Zoe, Simbad, Yellow Bird, Onda, Mary Gold, Vincent, Marlin, Giripiti, Karina, Invictus IV, Karma, Sea IV, Atlanta III, Sundance, James Bond, Zille, Resolute, Wind Song, Sticky, Escapade, Dolcevita,...
Nomes, templos, outros mundos. E sinais de casta (mas esses vão ficar ,por enquanto, aqui: entre parêntesis). São nomes de veleiros. Nomes com destino, nomes de promessas. Navegações. Marina de Lagos, num domingo qualquer, quando a noite se aproxima e já cheira a polvo, primeiro na brasa, daqui a nada à lagareiro.

Os veleiros atravessam apelos que o fundo nos devolve do mar . Dia após dia. Os veleiros seguem nuvens num eterno retorno ao canto da sereia. Os veleiros são estrelas que navegam candentes até ao amanhecer. Os veleiros constroem os mares, os nossos mares. Os veleiros. Coitados dos veleiros da Marina de Lagos. Aprisionados em terra.
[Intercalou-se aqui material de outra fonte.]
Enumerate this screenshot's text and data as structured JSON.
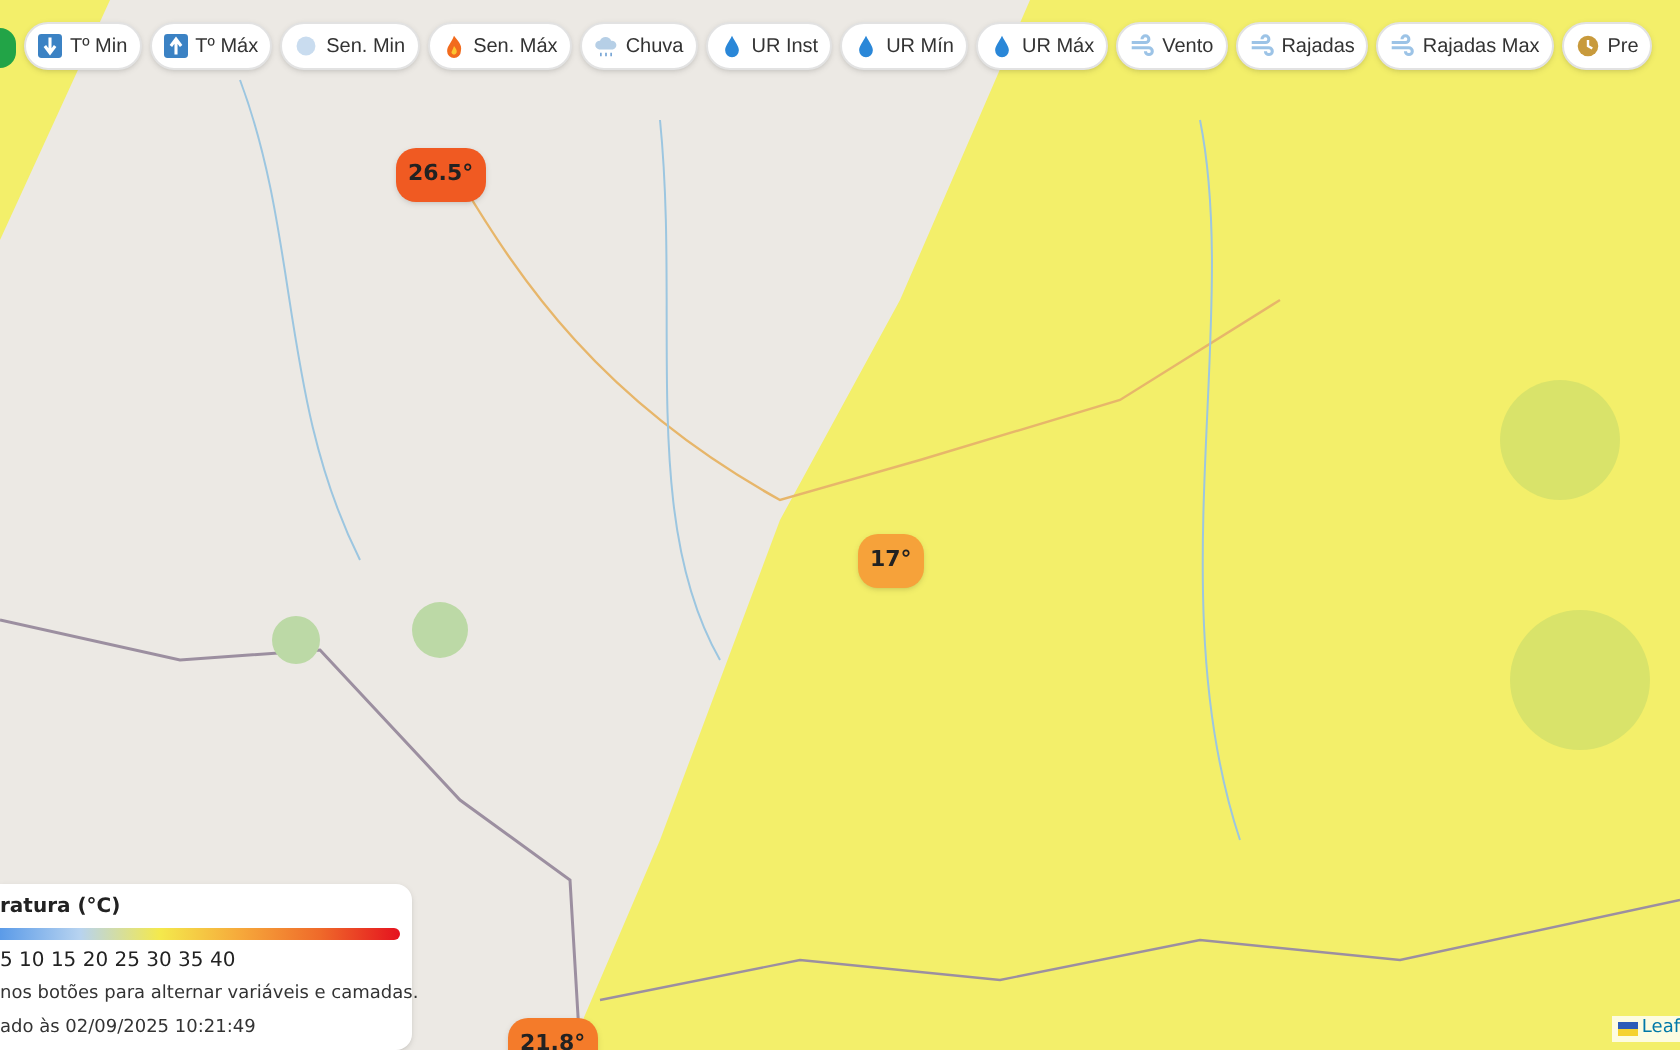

Simbad, Mary Gold, Zoe, Marlin, Vincen, Giripiti, Karina, Invictus IV, Sundance, Karma, Sea IV, James Bond, Dolcevita, Zille, Resolute, Wind Song, Sticky, Atlanta III, Escapade, Yellow Bird, Onda. Grandes nicks.

Recordo um poema, escasso e belo, de Joaquim Namorado, alentejano natural de Alter do Chão, que navegou em Coimbra, onde viveu e morreu, e que um dia escreveu “Viagem aos Mares do Sul” : Nunca lá fui.